Irland: Tragischer als die griechische Tragödie

Aktualisiert

IrlandTragischer als die griechische Tragödie

Kaum sind die Hellenen aus den Schlagzeilen verschwunden, droht mit Irland nun dem nächsten EU-Staat die Pleite. Zwar ist die irische Volkswirtschaft kleiner – aber dennoch könnte sie die gesamte EU ins Verderben stürzen.

von
Sandro Spaeth
Es kreist der Pleitegeier: Diesmal über Irland.

Es kreist der Pleitegeier: Diesmal über Irland.

Es kreist der Pleitegeier; nur diesmal nicht über Griechenland, sondern weiter im Norden. Betroffen ist Irland. Das Defizit des rund 4,5 Millionen Einwohner zählenden Staats droht förmlich zu explodieren. Die Regierung musste den maroden Banken zuletzt erneut mit 12 Milliarden Euro unter die Arme greifen. Die Neuverschuldung hat sich damit verdreifacht und europaweites Rekordmass angenommen.

Problem der Banken nun beim Staat

Ende Jahr dürfte Irland mit 160 Milliarden Euro in der Kreide stehen. Der Hauptgrund für die Schuldenmisere sind die Banken. Sie hatten sich im Immobilienmarkt zu stark verschuldet. Im Zuge von Wirtschaftskrise und Rezession entstanden immer mehr faule Kredite, die der Staat übernehmen musste. «Nun sind die Probleme der Banken jene des Staates», sagt ZKB-Ökonom Anastassios Frangulidis. Allein die Rettung der Anglo Irish Bank wird den Steuerzahler 34 Milliarden Euro kosten.

Der Absturz Irlands hat sich bereits länger angebahnt. Der Staat zählt zu den bankrottgefährdeten PIGS-Staaten (Portugal, Italien, Irland, Griechenland und Spanien), die seit Anfang 2010 im Fokus stehen. Bereits im August senkte die Ratingagentur S&P die irische Bonitätsnote um eine Stufe auf «AA-». Den Ausblick bewertete S&P mit «negativ». Dies zeigt den Werdegang des künftigen Ratings auf und wird es den Iren erschweren, sich aus eigener Kraft aus der Schuldenkrise zu befreien.

Märkte reagieren anders als Bürokraten

EU und IWF versuchten derweil zwar die Probleme des Landes zu beschönigen, damit die Märkte nicht wie im Fall Griechenlands in Panik verfallen – doch bisher mit mässigem Erfolg. «Mit dem Erhöhen der Risikoprämien für den Ausfall irischer Anleihen haben die Märkte nicht so reagiert, wie es die Bürokraten gerne hätten», so Frangulidis.

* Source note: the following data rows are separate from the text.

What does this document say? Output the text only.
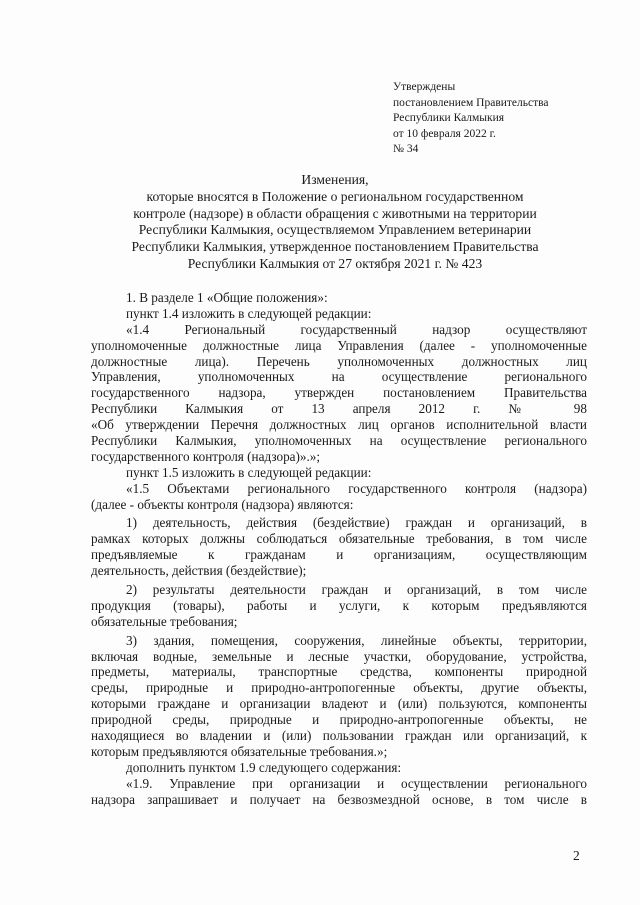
Утверждены
постановлением Правительства
Республики Калмыкия
от 10 февраля 2022 г.
№ 34
Изменения,
которые вносятся в Положение о региональном государственном
контроле (надзоре) в области обращения с животными на территории
Республики Калмыкия, осуществляемом Управлением ветеринарии
Республики Калмыкия, утвержденное постановлением Правительства
Республики Калмыкия от 27 октября 2021 г. № 423
1. В разделе 1 «Общие положения»:
пункт 1.4 изложить в следующей редакции:
«1.4 Региональный государственный надзор осуществляют
уполномоченные должностные лица Управления (далее - уполномоченные
должностные лица). Перечень уполномоченных должностных лиц
Управления, уполномоченных на осуществление регионального
государственного надзора, утвержден постановлением Правительства
Республики Калмыкия от 13 апреля 2012 г. № 98
«Об утверждении Перечня должностных лиц органов исполнительной власти
Республики Калмыкия, уполномоченных на осуществление регионального
государственного контроля (надзора)».»;
пункт 1.5 изложить в следующей редакции:
«1.5 Объектами регионального государственного контроля (надзора)
(далее - объекты контроля (надзора) являются:
1) деятельность, действия (бездействие) граждан и организаций, в
рамках которых должны соблюдаться обязательные требования, в том числе
предъявляемые к гражданам и организациям, осуществляющим
деятельность, действия (бездействие);
2) результаты деятельности граждан и организаций, в том числе
продукция (товары), работы и услуги, к которым предъявляются
обязательные требования;
3) здания, помещения, сооружения, линейные объекты, территории,
включая водные, земельные и лесные участки, оборудование, устройства,
предметы, материалы, транспортные средства, компоненты природной
среды, природные и природно-антропогенные объекты, другие объекты,
которыми граждане и организации владеют и (или) пользуются, компоненты
природной среды, природные и природно-антропогенные объекты, не
находящиеся во владении и (или) пользовании граждан или организаций, к
которым предъявляются обязательные требования.»;
дополнить пунктом 1.9 следующего содержания:
«1.9. Управление при организации и осуществлении регионального
надзора запрашивает и получает на безвозмездной основе, в том числе в
2
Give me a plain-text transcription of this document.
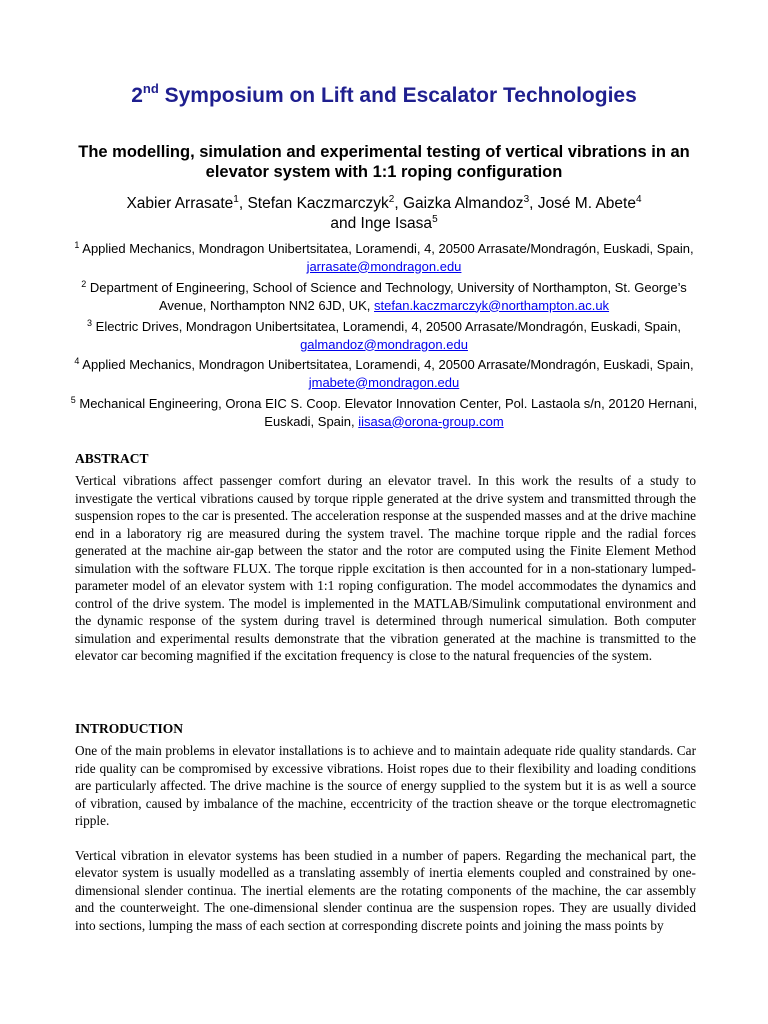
2nd Symposium on Lift and Escalator Technologies
The modelling, simulation and experimental testing of vertical vibrations in an elevator system with 1:1 roping configuration
Xabier Arrasate$^1$, Stefan Kaczmarczyk$^2$, Gaizka Almandoz$^3$, José M. Abete$^4$
and Inge Isasa$^5$
$^1$ Applied Mechanics, Mondragon Unibertsitatea, Loramendi, 4, 20500 Arrasate/Mondragón, Euskadi, Spain, jarrasate@mondragon.edu
$^2$ Department of Engineering, School of Science and Technology, University of Northampton, St. George’s Avenue, Northampton NN2 6JD, UK, stefan.kaczmarczyk@northampton.ac.uk
$^3$ Electric Drives, Mondragon Unibertsitatea, Loramendi, 4, 20500 Arrasate/Mondragón, Euskadi, Spain, galmandoz@mondragon.edu
$^4$ Applied Mechanics, Mondragon Unibertsitatea, Loramendi, 4, 20500 Arrasate/Mondragón, Euskadi, Spain, jmabete@mondragon.edu
$^5$ Mechanical Engineering, Orona EIC S. Coop. Elevator Innovation Center, Pol. Lastaola s/n, 20120 Hernani, Euskadi, Spain, iisasa@orona-group.com
ABSTRACT

Vertical vibrations affect passenger comfort during an elevator travel. In this work the results of a study to investigate the vertical vibrations caused by torque ripple generated at the drive system and transmitted through the suspension ropes to the car is presented. The acceleration response at the suspended masses and at the drive machine end in a laboratory rig are measured during the system travel. The machine torque ripple and the radial forces generated at the machine air-gap between the stator and the rotor are computed using the Finite Element Method simulation with the software FLUX. The torque ripple excitation is then accounted for in a non-stationary lumped-parameter model of an elevator system with 1:1 roping configuration. The model accommodates the dynamics and control of the drive system. The model is implemented in the MATLAB/Simulink computational environment and the dynamic response of the system during travel is determined through numerical simulation. Both computer simulation and experimental results demonstrate that the vibration generated at the machine is transmitted to the elevator car becoming magnified if the excitation frequency is close to the natural frequencies of the system.

INTRODUCTION

One of the main problems in elevator installations is to achieve and to maintain adequate ride quality standards. Car ride quality can be compromised by excessive vibrations. Hoist ropes due to their flexibility and loading conditions are particularly affected. The drive machine is the source of energy supplied to the system but it is as well a source of vibration, caused by imbalance of the machine, eccentricity of the traction sheave or the torque electromagnetic ripple.

Vertical vibration in elevator systems has been studied in a number of papers. Regarding the mechanical part, the elevator system is usually modelled as a translating assembly of inertia elements coupled and constrained by one-dimensional slender continua. The inertial elements are the rotating components of the machine, the car assembly and the counterweight. The one-dimensional slender continua are the suspension ropes. They are usually divided into sections, lumping the mass of each section at corresponding discrete points and joining the mass points by
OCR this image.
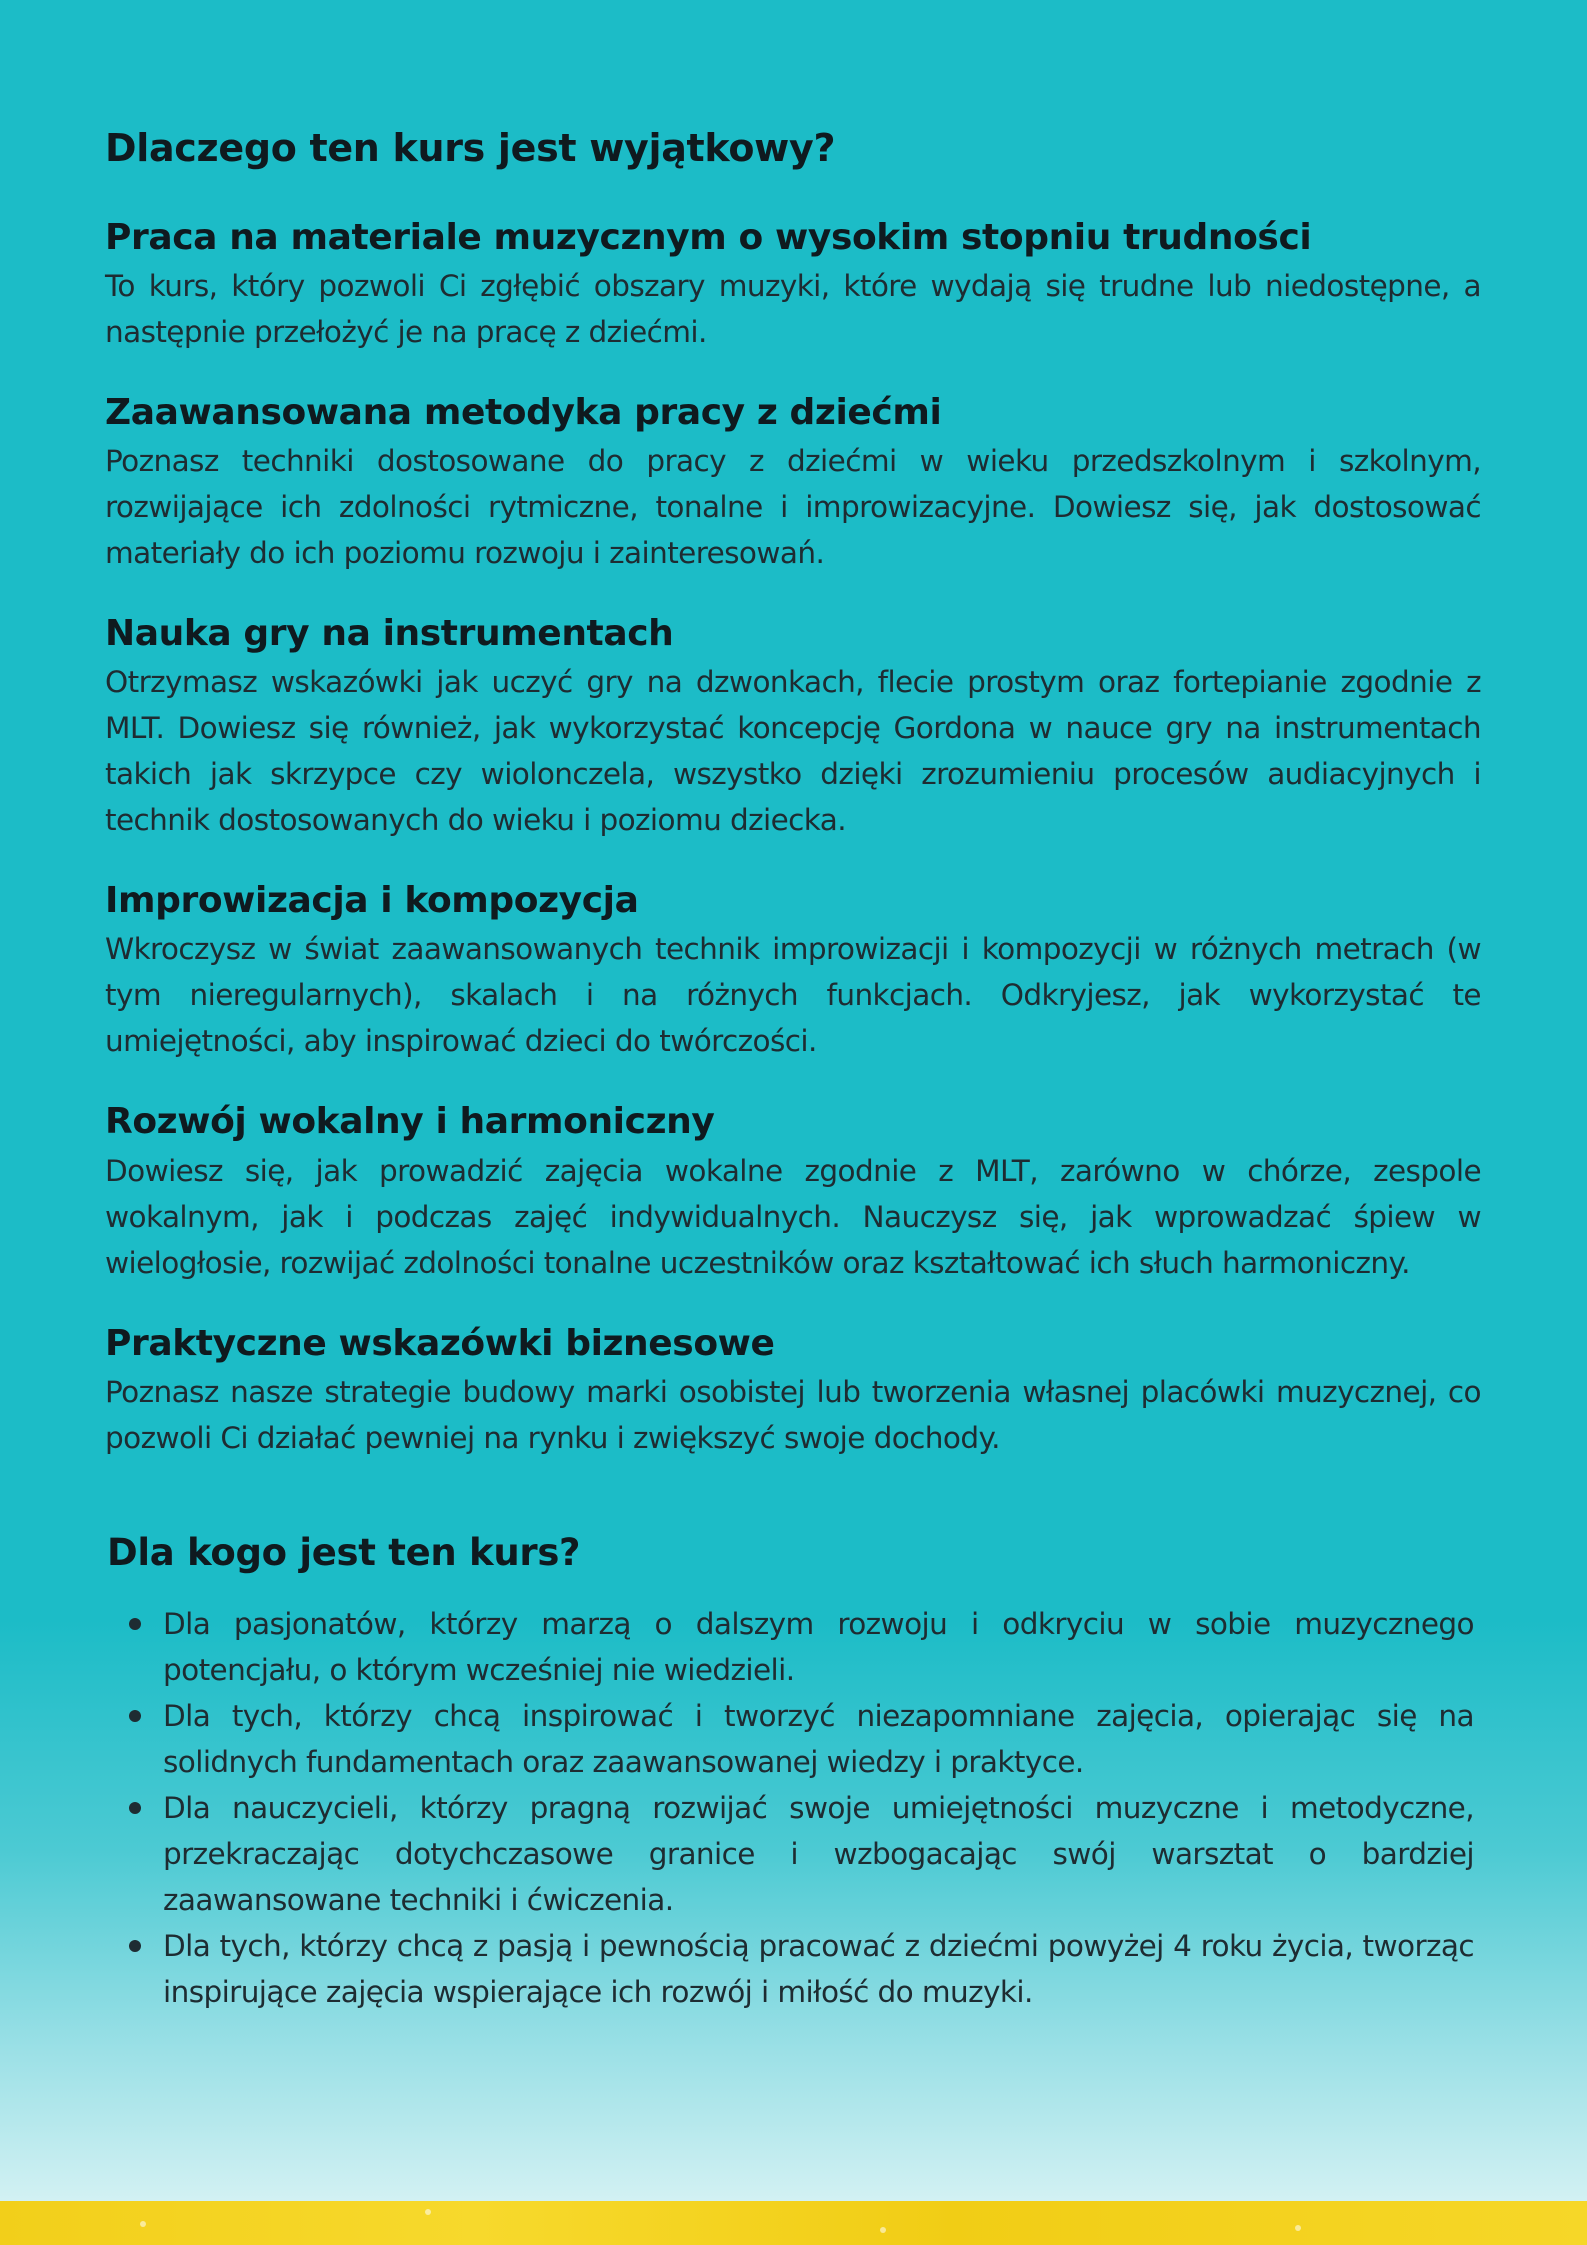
Dlaczego ten kurs jest wyjątkowy?
Praca na materiale muzycznym o wysokim stopniu trudności

To kurs, który pozwoli Ci zgłębić obszary muzyki, które wydają się trudne lub niedostępne, a następnie przełożyć je na pracę z dziećmi.

Zaawansowana metodyka pracy z dziećmi

Poznasz techniki dostosowane do pracy z dziećmi w wieku przedszkolnym i szkolnym, rozwijające ich zdolności rytmiczne, tonalne i improwizacyjne. Dowiesz się, jak dostosować materiały do ich poziomu rozwoju i zainteresowań.

Nauka gry na instrumentach

Otrzymasz wskazówki jak uczyć gry na dzwonkach, flecie prostym oraz fortepianie zgodnie z MLT. Dowiesz się również, jak wykorzystać koncepcję Gordona w nauce gry na instrumentach takich jak skrzypce czy wiolonczela, wszystko dzięki zrozumieniu procesów audiacyjnych i technik dostosowanych do wieku i poziomu dziecka.

Improwizacja i kompozycja

Wkroczysz w świat zaawansowanych technik improwizacji i kompozycji w różnych metrach (w tym nieregularnych), skalach i na różnych funkcjach. Odkryjesz, jak wykorzystać te umiejętności, aby inspirować dzieci do twórczości.

Rozwój wokalny i harmoniczny

Dowiesz się, jak prowadzić zajęcia wokalne zgodnie z MLT, zarówno w chórze, zespole wokalnym, jak i podczas zajęć indywidualnych. Nauczysz się, jak wprowadzać śpiew w wielogłosie, rozwijać zdolności tonalne uczestników oraz kształtować ich słuch harmoniczny.

Praktyczne wskazówki biznesowe

Poznasz nasze strategie budowy marki osobistej lub tworzenia własnej placówki muzycznej, co pozwoli Ci działać pewniej na rynku i zwiększyć swoje dochody.

Dla kogo jest ten kurs?
Dla pasjonatów, którzy marzą o dalszym rozwoju i odkryciu w sobie muzycznego potencjału, o którym wcześniej nie wiedzieli.
Dla tych, którzy chcą inspirować i tworzyć niezapomniane zajęcia, opierając się na solidnych fundamentach oraz zaawansowanej wiedzy i praktyce.
Dla nauczycieli, którzy pragną rozwijać swoje umiejętności muzyczne i metodyczne, przekraczając dotychczasowe granice i wzbogacając swój warsztat o bardziej zaawansowane techniki i ćwiczenia.
Dla tych, którzy chcą z pasją i pewnością pracować z dziećmi powyżej 4 roku życia, tworząc inspirujące zajęcia wspierające ich rozwój i miłość do muzyki.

Wenig rühmliche Worte für Politiker, die betonen, Irland werde sich aus eigener Kraft aus der Schuldenwirtschaft befreien können, findet der emeritierte Wirtschaftsprofessor Walter Wittman: «Das sind lediglich Beruhigungspillen.» Genauso hätten die Griechen im Frühjahr ebenfalls betont, sie würden sich aus eigener Kraft aus der Schuldenspirale befreien.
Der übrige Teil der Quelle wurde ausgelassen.